I feel guilty with regards to a dishonesty, a hypocrisy, anticipating the causation of a hurt I have found hard to weather. (Always the same analogy that rolls of the pen, of weather withstood, acceptance of storms, the affirmation of a calm brought on by cold showers dwelt in.)
“The man who analyzed the strangeness of his condition, who discerned its mechanism and subscribes to it with frankness and lucidity, becomes, if he draws from it a rule of life, a liar and a blind man; he saves himself with that which is his downfall; he makes a key for himself from the fact there is no key; outside of the terrible bonds of the absurd he keeps the absurd itself.”
I take two zopiclone and float through the Ouseburn. It is a lot more fun during the day. An hour later, two more. Then another. Without thinking, I have none left. Five days of nights consumed in an afternoon. Before this, I get drenched dashing to the shop for cigarette papers and filters. An awful feeling. After, rain bounces off me like glass, making a most delicate sound against my denim jacket. The inevitable smell of wet denim becomes a complex aroma. Life is a waking dream; respite from a waking nightmare. I had nothing more to say and yet the pen glides across paper like a knife, not cutting but leaving a fragile residue of impressions. My handwriting feels like smoke stuck to the air.
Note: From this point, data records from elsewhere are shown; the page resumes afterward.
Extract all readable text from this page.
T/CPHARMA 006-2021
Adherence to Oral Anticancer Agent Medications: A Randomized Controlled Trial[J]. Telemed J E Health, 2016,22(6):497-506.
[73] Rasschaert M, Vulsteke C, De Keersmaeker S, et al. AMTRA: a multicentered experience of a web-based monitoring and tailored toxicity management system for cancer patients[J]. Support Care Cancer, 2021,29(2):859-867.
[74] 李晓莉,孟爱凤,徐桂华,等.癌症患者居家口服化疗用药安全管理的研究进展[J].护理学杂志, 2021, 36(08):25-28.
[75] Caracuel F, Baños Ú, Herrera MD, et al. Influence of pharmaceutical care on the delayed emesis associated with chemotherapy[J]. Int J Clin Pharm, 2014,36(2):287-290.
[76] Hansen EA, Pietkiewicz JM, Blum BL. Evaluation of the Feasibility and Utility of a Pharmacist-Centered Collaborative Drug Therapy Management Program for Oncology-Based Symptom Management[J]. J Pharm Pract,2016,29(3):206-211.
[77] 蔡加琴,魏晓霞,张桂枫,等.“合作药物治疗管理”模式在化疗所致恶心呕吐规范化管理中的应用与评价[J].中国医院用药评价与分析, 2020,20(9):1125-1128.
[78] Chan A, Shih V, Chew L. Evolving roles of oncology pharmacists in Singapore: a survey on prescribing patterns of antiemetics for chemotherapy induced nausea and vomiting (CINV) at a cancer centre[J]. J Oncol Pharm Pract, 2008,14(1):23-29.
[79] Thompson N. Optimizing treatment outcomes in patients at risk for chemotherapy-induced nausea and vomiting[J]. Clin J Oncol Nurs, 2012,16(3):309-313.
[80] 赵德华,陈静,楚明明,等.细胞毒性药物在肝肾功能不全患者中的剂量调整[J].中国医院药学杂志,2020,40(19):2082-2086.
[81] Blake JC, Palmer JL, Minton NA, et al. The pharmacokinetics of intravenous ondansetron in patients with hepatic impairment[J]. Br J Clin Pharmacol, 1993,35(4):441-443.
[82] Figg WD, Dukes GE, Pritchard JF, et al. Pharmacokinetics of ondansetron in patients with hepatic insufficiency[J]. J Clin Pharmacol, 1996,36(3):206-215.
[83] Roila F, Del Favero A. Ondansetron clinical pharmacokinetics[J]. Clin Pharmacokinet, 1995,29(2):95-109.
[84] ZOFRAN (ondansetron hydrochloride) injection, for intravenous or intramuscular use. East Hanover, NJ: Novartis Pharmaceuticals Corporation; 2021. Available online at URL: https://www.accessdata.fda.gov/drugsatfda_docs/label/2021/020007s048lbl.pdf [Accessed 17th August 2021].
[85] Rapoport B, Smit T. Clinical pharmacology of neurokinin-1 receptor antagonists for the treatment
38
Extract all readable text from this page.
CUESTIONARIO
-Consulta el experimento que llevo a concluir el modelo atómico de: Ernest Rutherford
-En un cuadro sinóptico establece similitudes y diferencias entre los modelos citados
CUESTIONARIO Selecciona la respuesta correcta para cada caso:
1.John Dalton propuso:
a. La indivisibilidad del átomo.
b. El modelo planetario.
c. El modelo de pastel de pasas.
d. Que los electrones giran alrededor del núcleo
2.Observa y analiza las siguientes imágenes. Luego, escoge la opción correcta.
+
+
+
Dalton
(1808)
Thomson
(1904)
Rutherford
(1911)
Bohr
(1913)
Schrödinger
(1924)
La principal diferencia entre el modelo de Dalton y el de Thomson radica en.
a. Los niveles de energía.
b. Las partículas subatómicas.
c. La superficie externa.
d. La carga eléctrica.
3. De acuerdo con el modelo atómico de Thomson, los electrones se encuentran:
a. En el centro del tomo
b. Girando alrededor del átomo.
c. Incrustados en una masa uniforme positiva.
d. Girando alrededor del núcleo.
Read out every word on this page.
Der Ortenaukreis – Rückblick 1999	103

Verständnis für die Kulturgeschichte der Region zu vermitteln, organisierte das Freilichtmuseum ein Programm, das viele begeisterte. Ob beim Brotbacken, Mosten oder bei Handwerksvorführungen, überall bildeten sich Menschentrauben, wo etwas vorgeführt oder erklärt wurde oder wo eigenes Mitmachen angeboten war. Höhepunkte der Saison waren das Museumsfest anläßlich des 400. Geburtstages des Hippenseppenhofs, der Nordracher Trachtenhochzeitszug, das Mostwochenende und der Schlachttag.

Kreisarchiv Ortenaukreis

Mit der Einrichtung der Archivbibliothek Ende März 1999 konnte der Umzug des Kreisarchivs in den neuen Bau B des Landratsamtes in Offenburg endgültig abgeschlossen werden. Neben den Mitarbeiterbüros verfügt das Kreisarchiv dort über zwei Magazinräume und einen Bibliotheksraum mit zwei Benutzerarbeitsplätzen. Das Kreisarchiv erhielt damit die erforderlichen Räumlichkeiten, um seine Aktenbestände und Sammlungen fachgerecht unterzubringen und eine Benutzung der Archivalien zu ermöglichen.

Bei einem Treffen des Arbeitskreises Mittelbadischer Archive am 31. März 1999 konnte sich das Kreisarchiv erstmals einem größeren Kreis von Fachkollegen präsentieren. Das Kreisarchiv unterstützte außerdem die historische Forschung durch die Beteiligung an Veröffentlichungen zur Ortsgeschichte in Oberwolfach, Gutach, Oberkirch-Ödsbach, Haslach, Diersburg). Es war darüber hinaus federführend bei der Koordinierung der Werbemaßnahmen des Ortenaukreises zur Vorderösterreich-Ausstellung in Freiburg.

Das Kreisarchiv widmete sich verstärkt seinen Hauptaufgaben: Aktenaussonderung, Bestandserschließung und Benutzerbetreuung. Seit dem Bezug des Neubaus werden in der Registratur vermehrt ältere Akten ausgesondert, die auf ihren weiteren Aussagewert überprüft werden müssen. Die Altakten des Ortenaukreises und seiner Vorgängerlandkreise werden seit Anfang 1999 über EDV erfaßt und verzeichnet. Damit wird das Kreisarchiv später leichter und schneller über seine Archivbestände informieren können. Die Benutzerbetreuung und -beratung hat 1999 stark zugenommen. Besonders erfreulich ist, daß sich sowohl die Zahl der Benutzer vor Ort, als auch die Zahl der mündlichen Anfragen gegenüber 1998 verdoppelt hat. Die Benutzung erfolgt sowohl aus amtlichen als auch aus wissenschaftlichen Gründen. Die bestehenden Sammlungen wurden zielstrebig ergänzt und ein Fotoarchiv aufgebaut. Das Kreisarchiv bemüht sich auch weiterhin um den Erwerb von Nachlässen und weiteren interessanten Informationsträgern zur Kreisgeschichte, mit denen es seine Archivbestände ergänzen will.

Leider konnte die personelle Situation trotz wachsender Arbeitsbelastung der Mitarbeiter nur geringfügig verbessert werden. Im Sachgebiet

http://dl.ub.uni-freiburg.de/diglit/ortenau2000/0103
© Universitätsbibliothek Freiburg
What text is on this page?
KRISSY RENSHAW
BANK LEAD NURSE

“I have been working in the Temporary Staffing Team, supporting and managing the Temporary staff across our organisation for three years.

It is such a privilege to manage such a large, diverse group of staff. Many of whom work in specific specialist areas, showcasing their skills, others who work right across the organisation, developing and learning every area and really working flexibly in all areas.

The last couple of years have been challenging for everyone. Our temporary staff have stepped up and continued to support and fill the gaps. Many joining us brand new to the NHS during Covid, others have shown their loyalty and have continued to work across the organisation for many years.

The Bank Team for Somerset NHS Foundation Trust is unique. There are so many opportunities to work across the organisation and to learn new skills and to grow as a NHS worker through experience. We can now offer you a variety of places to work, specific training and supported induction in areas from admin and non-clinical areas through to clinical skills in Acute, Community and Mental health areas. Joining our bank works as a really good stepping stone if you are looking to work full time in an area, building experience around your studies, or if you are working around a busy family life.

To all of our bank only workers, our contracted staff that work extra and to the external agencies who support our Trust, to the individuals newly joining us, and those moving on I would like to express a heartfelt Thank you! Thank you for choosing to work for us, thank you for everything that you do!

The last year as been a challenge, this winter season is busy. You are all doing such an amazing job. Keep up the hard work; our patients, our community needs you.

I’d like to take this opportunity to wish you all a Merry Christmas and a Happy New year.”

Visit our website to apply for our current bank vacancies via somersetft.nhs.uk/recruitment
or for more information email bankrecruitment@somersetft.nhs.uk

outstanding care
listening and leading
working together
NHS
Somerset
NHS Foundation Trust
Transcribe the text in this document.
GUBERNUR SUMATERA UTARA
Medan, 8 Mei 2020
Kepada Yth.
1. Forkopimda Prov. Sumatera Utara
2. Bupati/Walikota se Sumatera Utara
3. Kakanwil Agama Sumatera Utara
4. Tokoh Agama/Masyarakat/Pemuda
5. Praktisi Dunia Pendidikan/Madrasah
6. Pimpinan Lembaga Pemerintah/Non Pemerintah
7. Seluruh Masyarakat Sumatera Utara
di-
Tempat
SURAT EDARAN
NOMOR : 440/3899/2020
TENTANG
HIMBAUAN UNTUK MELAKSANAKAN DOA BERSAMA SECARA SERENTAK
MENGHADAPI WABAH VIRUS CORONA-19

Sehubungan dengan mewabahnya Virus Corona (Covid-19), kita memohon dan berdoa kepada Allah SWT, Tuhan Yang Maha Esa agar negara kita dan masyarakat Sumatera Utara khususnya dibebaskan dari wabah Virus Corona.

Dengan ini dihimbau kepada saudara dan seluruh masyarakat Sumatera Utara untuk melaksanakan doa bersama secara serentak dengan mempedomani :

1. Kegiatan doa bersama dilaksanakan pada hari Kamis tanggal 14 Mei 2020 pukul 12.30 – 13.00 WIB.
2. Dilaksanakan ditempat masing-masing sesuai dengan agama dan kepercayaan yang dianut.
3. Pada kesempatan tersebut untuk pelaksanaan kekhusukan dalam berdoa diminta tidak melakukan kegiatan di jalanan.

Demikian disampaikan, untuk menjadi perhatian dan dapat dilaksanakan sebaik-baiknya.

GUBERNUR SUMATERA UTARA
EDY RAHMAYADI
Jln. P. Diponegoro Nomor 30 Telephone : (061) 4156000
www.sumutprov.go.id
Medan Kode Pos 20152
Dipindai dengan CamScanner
“… one thinks the poet renounces poetry because he could not find the language that his vision demanded.” No such luck. I feel indifferent to words, an abject imperfectionist, no real desire to hone a craft that makes expression sharper. No point, no blade. Just gliding through the unsayable like a boat on water, rudders splashing, muscles straining to retain a calm course. Onwards only, irreverent.
The night is a blur. I have little memory of it after I stop writing. I don’t go home. There are frantic calls to doctors on my behalf as I give into sleep in someone else’s bed, the person I’m with seemingly terrified I won’t wake up. But it turns out you need a lot more zopiclone and a lot more alcohol to be a real risk yourself. I speak on the phone to various people, answering questions but not remembering the answers given. Then a long resisted sleep. Still, that horrible feeling on waking up: of the moment of unknowing and uncaring; the memory of someone else’s distress set across from my own puzzled indifference.
I do wake up. I’m no longer allowed to hold onto my own medication. My brain has felt on fire constantly since. More and more things to dowse it with are taken away from me. I feel like I’m going through withdrawal, the thing desired most being not so much any particular substance but my own impulsivity, like going cold turkey on your own brain chemistry.